Done 25+ $800 in two days on Postmates (harder than Uber since you have to get out and actually go to their apartments). But unless their is a bonus for reaching that number within a day I will never do it just because.


----------



## Goongpad77 (Dec 6, 2017)

E


LAboy said:


> Don't tell me you did it too lol, i made this on my Bike, this is my new record for UberEATS 25 deliveeries i started at 15pm till 11 at night [ oscars night]
> ever since POSTMATES deactivated me, ive been going ham with UberEATS, hopefully they will reactivate me soon, otherwise i will just keep on doing UberEATS on weekends and special occasions, i make good money
> what's your delivery RECORD for a day ?


Why did they deactivate you?


----------



## Chris1973 (Oct 9, 2017)

Cableguynoe said:


> I once ate 25 wings in one sitting.


I drank 25 beers and made 25 deliveries one day, beat that!


----------



## Cableguynoe (Feb 14, 2017)

Chris1973 said:


> I drank 25 beers and made 25 deliveries one day, beat that!


I cannot


----------



## LAboy (Jan 23, 2018)

saucy05 said:


> Done 25+ $800 in two days on Postmates (harder than Uber since you have to get out and actually go to their apartments). But unless their is a bonus for reaching that number within a day I will never do it just because.


Two day, me in half a day, i am not showing off tho lol, i was dead at the end


----------



## saucy05 (Aug 23, 2015)

LAboy said:


> Two day, me in half a day, i am not showing off tho lol, i was dead at the end


No the 25 was in a day and 50 in a weekend. But that was in a car and I felt exhausted. I can't imagine what that must be like the in a bike. Kudos.

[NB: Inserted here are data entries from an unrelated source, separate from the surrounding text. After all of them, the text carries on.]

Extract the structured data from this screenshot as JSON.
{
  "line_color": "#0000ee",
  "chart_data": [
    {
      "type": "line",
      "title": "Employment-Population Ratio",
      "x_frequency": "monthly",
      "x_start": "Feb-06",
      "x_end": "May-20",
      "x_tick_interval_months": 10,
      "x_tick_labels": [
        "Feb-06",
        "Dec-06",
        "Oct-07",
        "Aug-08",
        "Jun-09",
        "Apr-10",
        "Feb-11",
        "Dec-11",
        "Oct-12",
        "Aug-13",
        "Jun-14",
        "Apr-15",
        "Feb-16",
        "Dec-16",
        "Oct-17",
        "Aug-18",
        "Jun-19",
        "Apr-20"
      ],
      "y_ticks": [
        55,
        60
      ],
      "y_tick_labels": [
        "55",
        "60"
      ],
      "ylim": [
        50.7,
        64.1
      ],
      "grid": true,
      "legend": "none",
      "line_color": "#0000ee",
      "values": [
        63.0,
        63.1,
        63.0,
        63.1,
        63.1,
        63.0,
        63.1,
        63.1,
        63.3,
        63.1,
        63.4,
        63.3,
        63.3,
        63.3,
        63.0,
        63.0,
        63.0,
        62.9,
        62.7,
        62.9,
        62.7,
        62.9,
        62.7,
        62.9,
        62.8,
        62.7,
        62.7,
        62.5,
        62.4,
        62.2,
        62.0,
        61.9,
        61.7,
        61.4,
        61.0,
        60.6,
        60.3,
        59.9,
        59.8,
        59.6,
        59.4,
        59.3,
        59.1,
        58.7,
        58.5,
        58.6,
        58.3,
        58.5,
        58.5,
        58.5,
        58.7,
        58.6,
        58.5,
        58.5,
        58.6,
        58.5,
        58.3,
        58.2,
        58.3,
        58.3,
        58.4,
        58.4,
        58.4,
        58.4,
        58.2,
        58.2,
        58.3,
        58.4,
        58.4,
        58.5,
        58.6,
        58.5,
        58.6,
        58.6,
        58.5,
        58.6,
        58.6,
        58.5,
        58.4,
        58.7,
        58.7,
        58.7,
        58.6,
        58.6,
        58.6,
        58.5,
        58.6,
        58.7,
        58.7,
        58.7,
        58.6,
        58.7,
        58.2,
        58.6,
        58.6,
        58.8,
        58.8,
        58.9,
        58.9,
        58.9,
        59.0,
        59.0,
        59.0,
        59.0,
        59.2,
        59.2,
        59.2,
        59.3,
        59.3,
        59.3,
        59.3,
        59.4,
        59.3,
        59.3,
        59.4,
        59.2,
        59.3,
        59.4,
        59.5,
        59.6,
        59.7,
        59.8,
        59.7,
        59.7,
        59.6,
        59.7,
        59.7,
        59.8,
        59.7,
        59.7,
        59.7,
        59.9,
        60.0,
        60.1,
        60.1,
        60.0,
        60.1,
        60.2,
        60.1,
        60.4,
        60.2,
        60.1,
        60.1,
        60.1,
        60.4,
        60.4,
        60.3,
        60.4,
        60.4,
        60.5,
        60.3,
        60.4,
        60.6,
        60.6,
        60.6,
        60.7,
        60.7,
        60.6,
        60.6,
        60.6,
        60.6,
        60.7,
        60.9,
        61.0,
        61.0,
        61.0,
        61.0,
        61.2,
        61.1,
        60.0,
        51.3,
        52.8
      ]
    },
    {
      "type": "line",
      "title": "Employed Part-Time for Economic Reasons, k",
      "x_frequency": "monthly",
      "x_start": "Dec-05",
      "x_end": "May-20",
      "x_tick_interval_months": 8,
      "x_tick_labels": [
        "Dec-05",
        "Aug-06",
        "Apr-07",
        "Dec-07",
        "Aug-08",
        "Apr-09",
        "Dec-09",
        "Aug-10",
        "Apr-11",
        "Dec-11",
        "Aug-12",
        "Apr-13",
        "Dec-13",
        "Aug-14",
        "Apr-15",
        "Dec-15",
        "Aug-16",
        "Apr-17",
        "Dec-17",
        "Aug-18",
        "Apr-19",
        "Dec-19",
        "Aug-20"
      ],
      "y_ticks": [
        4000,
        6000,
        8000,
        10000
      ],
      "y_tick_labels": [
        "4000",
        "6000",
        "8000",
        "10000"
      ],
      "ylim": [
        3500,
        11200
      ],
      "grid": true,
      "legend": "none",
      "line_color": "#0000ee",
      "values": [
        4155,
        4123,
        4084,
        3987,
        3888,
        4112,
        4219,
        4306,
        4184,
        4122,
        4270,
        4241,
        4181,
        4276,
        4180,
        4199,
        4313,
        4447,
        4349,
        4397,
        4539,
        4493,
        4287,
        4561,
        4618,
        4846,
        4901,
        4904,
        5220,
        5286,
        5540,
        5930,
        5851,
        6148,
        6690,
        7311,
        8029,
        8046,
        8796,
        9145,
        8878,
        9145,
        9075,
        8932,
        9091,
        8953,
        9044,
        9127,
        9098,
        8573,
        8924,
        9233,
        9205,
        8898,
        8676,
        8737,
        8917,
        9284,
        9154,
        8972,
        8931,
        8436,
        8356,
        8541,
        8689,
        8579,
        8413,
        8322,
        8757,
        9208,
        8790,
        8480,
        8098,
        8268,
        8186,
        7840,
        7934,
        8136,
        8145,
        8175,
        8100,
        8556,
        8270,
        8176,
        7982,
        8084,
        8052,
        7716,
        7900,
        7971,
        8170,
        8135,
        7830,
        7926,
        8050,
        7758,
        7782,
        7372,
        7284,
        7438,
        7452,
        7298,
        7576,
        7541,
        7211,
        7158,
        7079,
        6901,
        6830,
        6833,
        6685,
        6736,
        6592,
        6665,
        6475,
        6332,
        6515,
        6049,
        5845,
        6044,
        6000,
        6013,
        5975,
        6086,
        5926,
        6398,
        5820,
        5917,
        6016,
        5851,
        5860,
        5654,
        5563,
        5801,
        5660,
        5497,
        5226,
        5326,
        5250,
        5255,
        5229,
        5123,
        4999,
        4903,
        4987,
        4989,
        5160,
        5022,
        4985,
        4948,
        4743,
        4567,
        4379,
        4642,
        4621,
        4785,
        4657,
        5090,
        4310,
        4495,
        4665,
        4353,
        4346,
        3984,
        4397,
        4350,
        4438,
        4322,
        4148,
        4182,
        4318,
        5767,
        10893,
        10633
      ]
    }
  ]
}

How does that even work. Are the miles limited? What areas do you work in? (I'm guessing dtla) how do you carry drinks? Have you fallen with the food yet? So many questions lol


----------



## LAboy (Jan 23, 2018)

saucy05 said:


> No the 25 was in a day and 50 in a weekend. But that was in a car and I felt exhausted. I can't imagine what that must be like the in a bike. Kudos.
> 
> How does that even work. Are the miles limited? What areas do you work in? (I'm guessing dtla) how do you carry drinks? Have you fallen with the food yet? So many questions lol


I work all over hollywood and weho, beverly hills, never dtla, yeah shit happens often


----------



## Cableguynoe (Feb 14, 2017)

C'mon man. Let us see it!

We wanna see the bike


----------



## pismire (May 2, 2017)

LAboy said:


> Don't tell me you did it too lol, i made this on my Bike, this is my new record for UberEATS 25 deliveeries i started at 15pm till 11 at night [ oscars night]
> ever since POSTMATES deactivated me, ive been going ham with UberEATS, hopefully they will reactivate me soon, otherwise i will just keep on doing UberEATS on weekends and special occasions, i make good money
> what's your delivery RECORD for a day ?

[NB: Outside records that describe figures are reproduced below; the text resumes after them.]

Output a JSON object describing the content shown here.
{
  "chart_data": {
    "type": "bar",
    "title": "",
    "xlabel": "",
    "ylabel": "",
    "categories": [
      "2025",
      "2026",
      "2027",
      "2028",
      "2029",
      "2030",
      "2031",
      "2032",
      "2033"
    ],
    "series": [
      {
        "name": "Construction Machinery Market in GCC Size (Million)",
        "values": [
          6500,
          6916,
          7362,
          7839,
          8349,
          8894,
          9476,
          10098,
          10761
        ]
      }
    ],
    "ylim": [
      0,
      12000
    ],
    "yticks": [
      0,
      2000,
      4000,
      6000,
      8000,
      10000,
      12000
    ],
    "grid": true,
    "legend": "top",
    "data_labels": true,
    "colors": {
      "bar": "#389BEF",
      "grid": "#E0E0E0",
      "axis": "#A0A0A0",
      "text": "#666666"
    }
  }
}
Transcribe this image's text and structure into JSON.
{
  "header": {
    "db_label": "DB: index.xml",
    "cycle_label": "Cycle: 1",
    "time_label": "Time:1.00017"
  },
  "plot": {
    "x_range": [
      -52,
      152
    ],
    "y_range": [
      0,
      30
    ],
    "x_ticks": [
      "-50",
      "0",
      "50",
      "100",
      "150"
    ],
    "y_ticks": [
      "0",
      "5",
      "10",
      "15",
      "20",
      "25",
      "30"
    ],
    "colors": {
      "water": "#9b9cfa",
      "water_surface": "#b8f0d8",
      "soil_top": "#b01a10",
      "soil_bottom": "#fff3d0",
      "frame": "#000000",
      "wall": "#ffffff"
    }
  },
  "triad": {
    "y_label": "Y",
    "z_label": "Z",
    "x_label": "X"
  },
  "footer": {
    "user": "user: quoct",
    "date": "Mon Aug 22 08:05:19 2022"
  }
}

Careful man. I saw someone post about exploding bikes in LA.


----------



## LAboy (Jan 23, 2018)

pismire said:


> Careful man. I saw someone post about exploding bikes in LA.


we all gonna die oneday lol so who cares


----------



## Uberk5487 (Apr 4, 2017)

I did 23 postmates trips in one day then did $100 worth of uberx trips the same night....


----------



## LAboy (Jan 23, 2018)

Uberk5487 said:


> I did 23 postmates trips in one day then did $100 worth of uberx trips the same night....

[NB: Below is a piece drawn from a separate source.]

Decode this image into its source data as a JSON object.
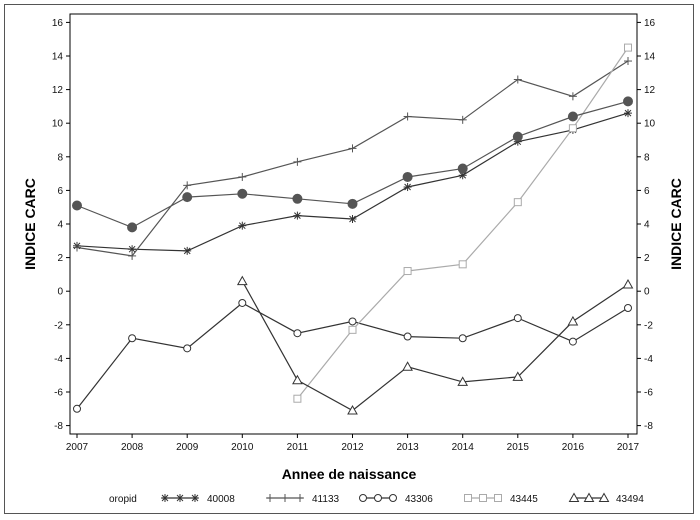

Hell yeah, grinding but still not 25 tho lol


----------



## islanders88 (May 7, 2017)

LAboy said:


> Hell yeah, grinding but still not 25 tho lol


probably not relevant since i do car ubereat deliveries but my best is either 37 or 38 trips a day.


----------



## William1964 (Jul 28, 2015)

The only record I'm trying to break is not missing a block or canceling the block over the next five months


----------